Health Watch -- Improving Your Diet

Health Watch is a Public Service of the Office of News and Publications and is intended to provide general information only and should not replace the advice of a medical professional. You should contact your physician if you have questions about any of these topics.

What can you do this month to improve your diet - and your health?

March is National Nutrition Month, sponsored by the American Dietetic Association. Here's one way you can make a change in your diet that will help improve your health.

Your diet can affect your risk for heart disease and cancer, and your diet makes a big difference in how you'll age. Clogged arteries and weakened bones both have something to do with the way you eat.
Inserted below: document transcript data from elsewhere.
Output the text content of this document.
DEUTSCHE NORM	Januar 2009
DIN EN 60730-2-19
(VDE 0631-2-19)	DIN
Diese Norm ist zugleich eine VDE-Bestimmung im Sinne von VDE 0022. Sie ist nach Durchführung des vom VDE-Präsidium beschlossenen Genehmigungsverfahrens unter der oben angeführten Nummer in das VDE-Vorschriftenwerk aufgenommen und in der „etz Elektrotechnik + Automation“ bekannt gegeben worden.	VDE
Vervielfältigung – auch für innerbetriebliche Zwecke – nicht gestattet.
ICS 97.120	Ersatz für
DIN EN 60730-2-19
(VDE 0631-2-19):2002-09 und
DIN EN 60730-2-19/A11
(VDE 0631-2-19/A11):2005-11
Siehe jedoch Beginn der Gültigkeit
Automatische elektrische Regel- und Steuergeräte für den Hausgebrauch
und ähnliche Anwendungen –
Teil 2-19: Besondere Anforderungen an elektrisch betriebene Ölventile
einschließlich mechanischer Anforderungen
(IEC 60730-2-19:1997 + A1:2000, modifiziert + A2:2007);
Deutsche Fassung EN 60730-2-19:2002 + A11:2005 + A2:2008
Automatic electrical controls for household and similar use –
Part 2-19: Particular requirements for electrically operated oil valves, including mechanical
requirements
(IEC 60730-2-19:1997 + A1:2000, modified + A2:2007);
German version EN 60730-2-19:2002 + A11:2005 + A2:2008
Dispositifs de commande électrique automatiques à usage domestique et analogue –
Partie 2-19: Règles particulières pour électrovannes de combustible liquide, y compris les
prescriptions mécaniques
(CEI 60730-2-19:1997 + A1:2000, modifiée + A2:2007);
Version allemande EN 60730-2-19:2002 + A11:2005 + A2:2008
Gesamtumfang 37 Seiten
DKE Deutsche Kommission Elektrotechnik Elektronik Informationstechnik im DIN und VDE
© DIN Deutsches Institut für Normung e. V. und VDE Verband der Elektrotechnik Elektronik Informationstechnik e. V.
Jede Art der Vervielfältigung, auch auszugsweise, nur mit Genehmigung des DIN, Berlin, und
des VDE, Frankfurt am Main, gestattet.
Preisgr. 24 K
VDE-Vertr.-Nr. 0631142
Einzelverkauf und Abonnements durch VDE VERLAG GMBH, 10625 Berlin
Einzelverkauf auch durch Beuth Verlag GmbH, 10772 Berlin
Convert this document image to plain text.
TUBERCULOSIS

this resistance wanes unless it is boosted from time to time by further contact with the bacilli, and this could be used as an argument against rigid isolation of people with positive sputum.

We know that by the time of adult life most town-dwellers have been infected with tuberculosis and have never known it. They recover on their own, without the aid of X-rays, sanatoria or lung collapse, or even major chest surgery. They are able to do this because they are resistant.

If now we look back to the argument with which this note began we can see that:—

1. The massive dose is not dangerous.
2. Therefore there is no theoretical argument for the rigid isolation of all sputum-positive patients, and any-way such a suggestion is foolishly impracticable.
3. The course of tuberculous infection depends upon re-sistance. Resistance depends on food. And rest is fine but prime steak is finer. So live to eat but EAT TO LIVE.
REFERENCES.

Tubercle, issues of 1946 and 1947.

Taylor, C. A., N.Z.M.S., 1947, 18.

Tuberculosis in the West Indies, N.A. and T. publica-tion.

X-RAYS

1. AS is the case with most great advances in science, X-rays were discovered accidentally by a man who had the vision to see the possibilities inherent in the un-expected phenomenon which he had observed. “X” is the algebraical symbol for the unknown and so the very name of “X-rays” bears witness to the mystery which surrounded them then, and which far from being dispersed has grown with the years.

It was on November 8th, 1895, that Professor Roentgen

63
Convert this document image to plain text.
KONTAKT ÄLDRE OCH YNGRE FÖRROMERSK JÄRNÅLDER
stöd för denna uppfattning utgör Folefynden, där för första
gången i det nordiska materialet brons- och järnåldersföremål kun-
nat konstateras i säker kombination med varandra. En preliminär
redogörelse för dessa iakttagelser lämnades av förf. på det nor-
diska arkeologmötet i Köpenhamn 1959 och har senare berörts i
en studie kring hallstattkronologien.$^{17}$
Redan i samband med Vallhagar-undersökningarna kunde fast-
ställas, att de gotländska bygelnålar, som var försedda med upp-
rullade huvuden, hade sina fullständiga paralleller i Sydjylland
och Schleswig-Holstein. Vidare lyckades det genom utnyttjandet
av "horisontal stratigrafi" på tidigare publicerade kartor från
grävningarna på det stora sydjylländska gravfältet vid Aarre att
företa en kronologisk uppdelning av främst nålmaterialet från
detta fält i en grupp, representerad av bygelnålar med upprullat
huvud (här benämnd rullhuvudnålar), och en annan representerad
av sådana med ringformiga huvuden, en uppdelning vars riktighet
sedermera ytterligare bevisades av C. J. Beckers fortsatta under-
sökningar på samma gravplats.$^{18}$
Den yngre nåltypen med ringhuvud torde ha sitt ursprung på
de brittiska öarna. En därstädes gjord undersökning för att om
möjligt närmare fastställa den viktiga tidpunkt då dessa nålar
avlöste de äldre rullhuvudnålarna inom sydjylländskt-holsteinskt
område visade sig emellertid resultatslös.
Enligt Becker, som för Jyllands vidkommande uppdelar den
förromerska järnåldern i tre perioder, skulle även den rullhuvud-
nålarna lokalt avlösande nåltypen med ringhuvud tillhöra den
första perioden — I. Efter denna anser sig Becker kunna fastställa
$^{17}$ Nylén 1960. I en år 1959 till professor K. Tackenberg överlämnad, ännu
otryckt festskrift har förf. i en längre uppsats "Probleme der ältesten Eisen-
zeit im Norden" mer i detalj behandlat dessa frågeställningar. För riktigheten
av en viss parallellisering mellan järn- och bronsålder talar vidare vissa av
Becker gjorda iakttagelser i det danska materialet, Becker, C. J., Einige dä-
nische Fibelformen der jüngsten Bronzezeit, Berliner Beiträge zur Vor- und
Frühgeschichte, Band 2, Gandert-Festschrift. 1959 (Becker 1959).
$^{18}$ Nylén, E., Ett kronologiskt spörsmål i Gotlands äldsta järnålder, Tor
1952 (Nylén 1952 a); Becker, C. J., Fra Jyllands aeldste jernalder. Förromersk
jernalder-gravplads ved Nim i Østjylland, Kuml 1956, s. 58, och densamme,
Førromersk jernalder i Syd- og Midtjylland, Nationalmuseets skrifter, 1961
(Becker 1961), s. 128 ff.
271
Nutrition experts at UT Southwestern Medical Center at Dallas say you don't have to make sudden or drastic changes. Moderation is the key. If your diet is nutritionally sound and your calorie intake is balanced with the amount of energy you use, you can afford treats from time to time, especially if you incorporate exercise into your lifestyle.

It can be difficult to follow a "diet" because diet plans usually focus on eliminating foods from your diet. Lona Sandon, a registered dietitian who teaches at UT Southwestern Medical Center at Dallas, says a more positive change is to add healthy foods to your diet. Concentrate on eating more foods from the bottom of the food-guide pyramid, such as whole grains and fruits and vegetables.

If you add healthy foods you're not currently eating, then you may be less hungry for other foods that aren't as beneficial. Variety is another key. You're more likely to get all the nutrients you need when you eat a varied diet.